The "East Coast-inspired" cocktail bar and restaurant Too Soon, which is meant to "evoke the spirit of the New York City bar scene in the early aughts", operates on 28th Avenue in the northeast Portland part of the Kerns neighborhood. It neighbors the bar Angel Face.

The interior of Too Soon has a "geometric black beam ceiling, sleek modern bar, and black, white-outlined wallflower wallpaper get their hues from bisexual-tone LEDs", according to Willamette Week. The New York Observer says, "Inside, the sleek and contemporary furnishings are bathed in soft lighting, creating a cozy yet upscale ambiance."

=== Menu ===
Too Soon has a catalog of approximately 1,000 drinks, which are served in animal-inspired mugs. Drink options include dirty martinis and tonic and yuzu highballs. The absinthe and cognac-based Flash of Lightning has ginger, lime, and pomegranate, and the Horseradish & Apple has apple, horseradish, and a lemon peel garnish. The House Special has Tanqueray, basil, bell pepper, coconut, curry spices, and lime. Too Soon also serves freezer martinis with gin and vodka, as well as non-alcoholic drinks.

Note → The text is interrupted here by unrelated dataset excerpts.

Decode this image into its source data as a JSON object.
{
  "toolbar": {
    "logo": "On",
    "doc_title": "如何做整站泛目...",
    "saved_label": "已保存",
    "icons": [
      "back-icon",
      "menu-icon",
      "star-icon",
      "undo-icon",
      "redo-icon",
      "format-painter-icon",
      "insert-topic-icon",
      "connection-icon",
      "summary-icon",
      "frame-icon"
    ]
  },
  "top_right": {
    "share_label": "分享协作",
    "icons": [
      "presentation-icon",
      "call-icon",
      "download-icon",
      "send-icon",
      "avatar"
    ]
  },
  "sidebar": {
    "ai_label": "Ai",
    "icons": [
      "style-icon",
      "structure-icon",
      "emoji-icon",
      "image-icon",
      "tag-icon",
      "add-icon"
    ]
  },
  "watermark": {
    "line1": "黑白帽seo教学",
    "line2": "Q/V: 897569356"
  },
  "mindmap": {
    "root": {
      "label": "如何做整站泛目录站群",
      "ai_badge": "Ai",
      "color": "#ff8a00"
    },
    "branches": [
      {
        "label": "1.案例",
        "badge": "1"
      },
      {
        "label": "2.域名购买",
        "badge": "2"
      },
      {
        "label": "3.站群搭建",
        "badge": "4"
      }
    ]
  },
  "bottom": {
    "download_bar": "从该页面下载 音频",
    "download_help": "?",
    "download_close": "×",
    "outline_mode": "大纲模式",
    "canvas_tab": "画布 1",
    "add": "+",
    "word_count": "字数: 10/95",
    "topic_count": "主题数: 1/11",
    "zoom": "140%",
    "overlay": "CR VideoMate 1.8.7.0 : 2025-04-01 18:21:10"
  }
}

Food options include chicken Caesar salad wraps, fried chicken or sassafras BBQ pork sandwiches, hamachi crudo with pickled peppers and wasabi aioli, and French fries. Too Soon has also served mushroom fritters, poached prawns, and other snacks. For last call, the bar serves complimentary chocolate chip cookies.

== History ==
The bar opened in December 2023 or January 2024, in the space that previously housed Nightingale. Too Soon is owned by Nick Flower and Adam Robinson. Flower is also the beverage director. Jon "Bones" Anderson has been a chef at Toon Soon.

Too Soon has hosted the cocktail pop-ups Malpractice and Mi Amor.

== Reception ==
In 2025, Too Soon was nominated in the Best New U.S. Cocktail Bar (West Coast) category by Tales of the Cocktail. Alex Frane included the business in Portland Monthlys 2025 list of the city's best bars.